Patients with mediastinal masses may have significant airway compromise, and care must be taken when using conscious sedation.10

Obtaining a tissue diagnosis is the first step in the treatment of patients with SVC syndrome (SVCS) caused by a mediastinal mass. The workup of patients varies according to the patient's age, medical history, and imaging findings. Mediastinal masses may be examined by means of percutaneous biopsy under CT guidance and, occasionally, under ultrasonographic guidance. In certain circumstances, mediastinoscopy is required. Large core samples are needed for patients with suspected lymphoma. Pleural effusions may be aspirated and sent for cytology.



The treatment of patients with superior vena cava syndrome (SVCS) is determined by the etiology of the obstruction.11, 12, 13, 14, 15, 16, 17 SVCS may be broadly divided into 2 categories: benign disease and malignant disease (see Images 1-12).

Benign disease

Benign obstruction of the SVC is most often iatrogenic and secondary to the use of central venous catheters, pacemaker wires, or long-term hemodialysis. In patients with this condition, chronic intimal injury leads to intimal hyperplasia and venous stenosis. If the onset of symptoms is rapid, acute venous thrombosis may be present. Treatment decisions are made on the basis of the severity of symptoms, the life expectancy of the patient, the long-term central venous access requirements, and the presence or absence of central venous thrombosis.

Medical management

In patients with mild symptoms for whom no long-term venous access is required, conservative treatment (eg, elevation of the upper body) may suffice and allow collateral veins to develop. All patients with thrombosis of the central veins must receive anticoagulation therapy to reduce the risk of pulmonary embolus.18 For patients with central venous stenosis who have no evidence of thrombosis, anticoagulation may be prevent acute thrombosis of the underlying lesion,19 although this has not been proved.

Endovascular treatment

For patients who require long-term access (ie, hemodialysis, total parental nutrition), for those with severe SVCS symptoms, and for those who respond poorly to conservative treatment, therapy should be directed toward restoring patency of the SVC. In the setting of central venous thrombosis, catheter-directed thrombolysis should be performed before any other intervention.

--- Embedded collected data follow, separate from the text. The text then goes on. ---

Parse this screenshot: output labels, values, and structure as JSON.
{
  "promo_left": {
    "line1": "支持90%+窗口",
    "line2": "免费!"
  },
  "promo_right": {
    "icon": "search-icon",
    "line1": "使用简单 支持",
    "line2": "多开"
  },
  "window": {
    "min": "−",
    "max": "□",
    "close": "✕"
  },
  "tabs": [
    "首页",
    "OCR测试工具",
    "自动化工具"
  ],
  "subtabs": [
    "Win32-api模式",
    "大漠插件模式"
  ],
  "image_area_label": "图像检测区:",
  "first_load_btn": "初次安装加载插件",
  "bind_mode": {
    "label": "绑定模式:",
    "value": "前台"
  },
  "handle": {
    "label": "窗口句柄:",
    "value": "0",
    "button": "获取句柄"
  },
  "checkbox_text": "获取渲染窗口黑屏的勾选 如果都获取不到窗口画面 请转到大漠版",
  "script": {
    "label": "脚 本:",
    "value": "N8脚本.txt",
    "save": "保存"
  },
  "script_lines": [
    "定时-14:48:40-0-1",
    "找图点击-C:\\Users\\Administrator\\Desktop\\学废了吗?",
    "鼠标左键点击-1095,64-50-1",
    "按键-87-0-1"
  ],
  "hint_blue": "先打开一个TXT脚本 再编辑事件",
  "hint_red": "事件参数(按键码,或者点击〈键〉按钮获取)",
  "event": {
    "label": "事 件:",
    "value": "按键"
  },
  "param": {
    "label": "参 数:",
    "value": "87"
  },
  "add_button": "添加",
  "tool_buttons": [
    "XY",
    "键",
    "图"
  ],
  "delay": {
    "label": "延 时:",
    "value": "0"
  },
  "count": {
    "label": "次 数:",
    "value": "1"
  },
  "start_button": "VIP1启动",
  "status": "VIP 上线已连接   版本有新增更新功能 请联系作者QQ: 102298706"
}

SVC stenosis is treated with angioplasty and, possibly, stent placement. It is not entirely clear whether stents should be the primary treatment in cases of benign SVC stenosis, because patients often have a long life expectancy, and the long-term patency of SVC stents has not been proved. SVC stenosis secondary to previous central venous catheterization or the presence of pacemaker wires may be treated with angioplasty alone.20, 21, 22 However, high recurrence rates may be expected; some authors have reported reasonable short-term and mid-term results with primary stent placement in small case series.23, 24

Stents may be safely placed in the presence pacemaker wires.25 Central venous catheters may be removed or repositioned for SVC stent placement.26 SVC stenosis caused by fibrosis (secondary to radiation therapy or fibrosing mediastinitis) likely requires stent placement because of venous recoil after angioplasty. SVCS caused by fibrosing mediastinitis may be successfully treated with stents.27, 28

In patients without central venous thrombosis, the role of anticoagulation is not clear. Some authors recommend that all patients with new stents undergo anticoagulation while endothelialization takes place. As mentioned previously, all patients with central venous thrombosis should receive anticoagulants for 3-6 months because significant pulmonary emboli may result.

Surgical management

Surgical bypass of SVC obstruction is a more invasive means of treating patients with SVCS. Good long-term patency rates have been reported.29, 30 However, this procedure requires a high level of technical expertise, and it is extremely invasive. To the author's knowledge, no studies have been performed that compare surgery with SVC stent placement. The presence of an SVC stent does not preclude surgical bypass, and it seems reasonable to prefer endovascular repair over a more invasive surgical procedure.

Malignant disease

Patients with malignant obstruction of the SVC have a short life expectancy (<7 mo). The goal in treating these patients is to provide prompt and lasting relief of the SVCS symptoms. Long-term patency is usually not a consideration except in patients with potentially curable disease. Usually, the onset of SVCS is insidious; the initial step in treating these patients is to obtain a tissue diagnosis so that appropriate radiation therapy or chemotherapy can be started. Rarely, patients have acute airway obstruction or cerebral edema that requires emergency treatment before a histologic diagnosis is made.

Medical management

Medical management is limited, but it may be used to treat patients with mild symptoms or to achieve short-term palliation. Treatment options include elevation of the upper body, the administration of supplemental oxygen and/or diuretics, and fluid restriction.31 Steroids may also be used, but their benefits are unproved.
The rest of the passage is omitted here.